Unter Valentins Neffen Yves Piaget rückten in den 1970er und 1980er Jahren hochkarätige Schmuck- und Golduhren in den Vordergrund. Welchen Stand hat Yves Piaget heute in der Firma?

Er ist pensioniert, aber weiterhin ein Berater für uns. Ein grossartiger Gentleman, der die Marke und sein Familienunternehmen prägte, auch dank seinem immensen sozialen Netzwerk. Er schaffte es, Teil des Jetsets und der Kunstwelt zu sein, und ist selbst eine grosse Persönlichkeit. Er arbeitete mit Andy Warhol und Salvador Dalí in einer Zeit zusammen, als man das Wort «Kollaboration» in der Luxusindustrie noch nicht verwendete. Piaget hat ihm viel zu verdanken, er war wagemutig und prägte die Industrie.
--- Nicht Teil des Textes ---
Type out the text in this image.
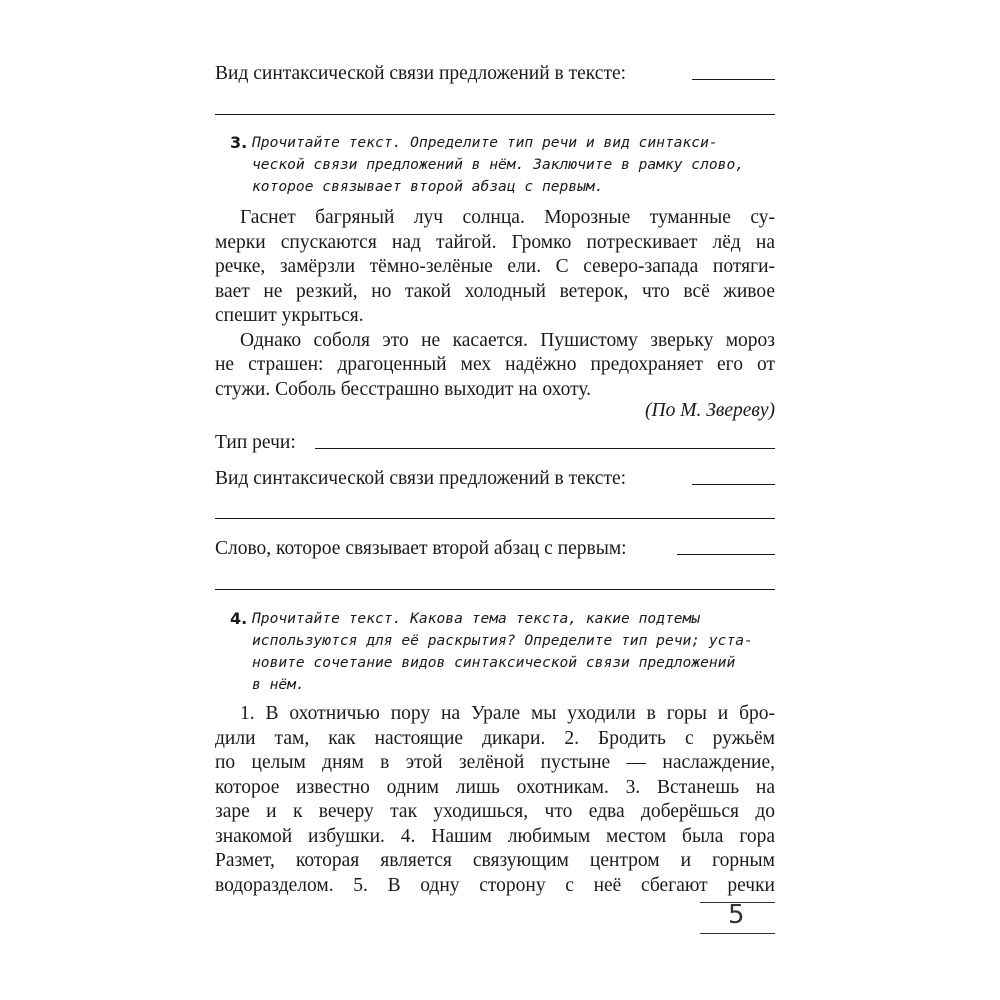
Вид синтаксической связи предложений в тексте:
3. Прочитайте текст. Определите тип речи и вид синтакси-
ческой связи предложений в нём. Заключите в рамку слово,
которое связывает второй абзац с первым.
Гаснет багряный луч солнца. Морозные туманные су-
мерки спускаются над тайгой. Громко потрескивает лёд на
речке, замёрзли тёмно-зелёные ели. С северо-запада потяги-
вает не резкий, но такой холодный ветерок, что всё живое
спешит укрыться.
Однако соболя это не касается. Пушистому зверьку мороз
не страшен: драгоценный мех надёжно предохраняет его от
стужи. Соболь бесстрашно выходит на охоту.
(По М. Звереву)
Тип речи:
Вид синтаксической связи предложений в тексте:
Слово, которое связывает второй абзац с первым:
4. Прочитайте текст. Какова тема текста, какие подтемы
используются для её раскрытия? Определите тип речи; уста-
новите сочетание видов синтаксической связи предложений
в нём.
1. В охотничью пору на Урале мы уходили в горы и бро-
дили там, как настоящие дикари. 2. Бродить с ружьём
по целым дням в этой зелёной пустыне — наслаждение,
которое известно одним лишь охотникам. 3. Встанешь на
заре и к вечеру так уходишься, что едва доберёшься до
знакомой избушки. 4. Нашим любимым местом была гора
Размет, которая является связующим центром и горным
водоразделом. 5. В одну сторону с неё сбегают речки
5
Wann entstand die Idee, die originale Polo-Uhr von 1979 wieder zu lancieren, und wie reagierte Monsieur Piaget darauf?

Kaum habe ich bei Piaget gestartet, sagte ich, dass ich die Polo-Uhr hinsichtlich des 150-Jahre-Jubiläums neu lancieren möchte – eine Idee, die ich am ersten Tag hatte. Ich erzählte Yves Piaget davon, und er war sehr glücklich.

Was macht denn diese Uhr so besonders?

Sie vereint all das, was Piaget ausmacht. Der Stil der 1970er Jahre. Es ist eine Sportuhr, die aber auch sehr «dressy» ist. Man kann sie täglich tragen, aber auch zur Abendgarderobe. Sie ist chic und ein Blickfang, Schmuckstück und Uhr in einem – ein wahres Verbindungsglied unserer Standbeine Uhren und Schmuck.

Besitzen Sie eine originale Quarzversion?

Ich bin auf der Suche. Sie ist etwas klein für mich mit 34 mm.

Ist Pre-Owned allenfalls auch ein Thema für Piaget?

Noch nicht, aber vielleicht zu gegebenem Zeitpunkt. Wir haben für unsere eigene Sammlung viele Vintage-Stücke aufgekauft, um unsere wichtigsten Stücke aus der Historie zeigen zu können. Wir beobachten aber in letzter Zeit einen Anstieg der Preise von Pre-Owned-Piaget-Stücken und freuen uns darüber, dass die Leute unsere Vintage-Stücke mögen.

Ist «Quiet Luxury» vorbei?

Man kann ein Quiet-Luxury-Stück besitzen und dennoch auffallen.

Hat denn Piaget auch ein «Quiet Luxury»-Stück?

Ja, die «Altiplano» passt gut in diese Kategorie. Wir schreien nicht, aber wir sind auch nicht still.